The pilot is a "critical step" to developing a cost-effective carbon capture technology to address global warming, "one of the most important environmental challenges facing utilities," notes Gale E. Klappa, chairman of We Energies. With 50% of U.S. electricity and 30% of CO2 emissions coming from coal, he says, carbon capture technologies are essential to the future of energy and coal-related industries. A successful project will mean large profits. Some 30 companies are cosponsoring the Wisconsin trial.
To capture the CO2, Alstom officials say, a chilled-ammonia approach that has been tried before-but only in laboratories-will be scaled up. Basically, flue gas temperature is lowered to 0–10 °C to put the system in the optimal range for the ammonium carbonate/bicarbonate system to form solids as chilled ammonium carbonate is introduced to the flue gas system.
"We want to form an ammonium bicarbonate crystal, which gives us greater carrying capacity for CO2," explains Robert G. Hilton, director of business development for Alstom.
After the CO2 is captured, Hilton says, the resulting mixture is then pumped to a regenerator. There it is heated to more than 100 °C, and the bicarbonate reverts to carbonate and to CO2, which is concentrated under pressure. The intended result is a high-pressure, 90%-pure stream of CO2 and the separation of ammonia for reuse.
The CO2 capture system uses a lot of energy, and Alstom's target is to get the energy use of the collection system down to 20–25% of a plant's total output. If successful, Alstom predicts, the system will jack up the cost of electricity by 6 to 9 cents per kilowatt-hour-approximately doubling the current cost per kilowatt—hour.

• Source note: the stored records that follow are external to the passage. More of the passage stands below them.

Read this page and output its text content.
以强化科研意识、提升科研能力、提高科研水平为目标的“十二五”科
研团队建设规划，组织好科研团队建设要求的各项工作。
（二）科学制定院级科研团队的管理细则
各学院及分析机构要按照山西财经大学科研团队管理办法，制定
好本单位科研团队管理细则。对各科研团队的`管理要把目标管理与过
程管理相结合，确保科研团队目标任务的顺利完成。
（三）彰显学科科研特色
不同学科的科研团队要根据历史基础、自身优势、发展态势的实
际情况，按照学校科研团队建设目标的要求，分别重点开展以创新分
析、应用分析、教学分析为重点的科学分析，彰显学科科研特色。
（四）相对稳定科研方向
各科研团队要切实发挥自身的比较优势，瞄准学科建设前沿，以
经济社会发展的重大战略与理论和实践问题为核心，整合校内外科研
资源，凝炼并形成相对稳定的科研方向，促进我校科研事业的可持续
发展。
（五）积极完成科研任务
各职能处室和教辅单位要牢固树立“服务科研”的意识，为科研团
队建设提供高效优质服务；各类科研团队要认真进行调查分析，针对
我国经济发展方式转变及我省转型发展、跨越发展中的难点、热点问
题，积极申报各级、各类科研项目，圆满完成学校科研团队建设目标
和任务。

Dow has also joined in the technology development process and is working with Alstom to develop an advanced amine-scrubbing technology.
Depending on results, the trial may grow. American Electric Power and Alstom plan to install the technology later this year at AEP's New Haven, W.Va., electric plant and in 2011 at an AEP power plant in Oologah, Okla. These programs will be larger and will actually sequester the CO2.
But a Department of Energy review of Alstom's approach raised some questions about the technology, and DOE is not funding chilled-ammonia projects. Instead the agency supports a number of other solvent- and amine-based CO2 removal technologies.
"There is so much we don't know about these technologies," Thomas Feeley, DOE technology manager, says. "Everybody is still low on the learning curve, and there are many opportunities for new technologies to be developed." But Feeley says he applauds the Wisconsin project.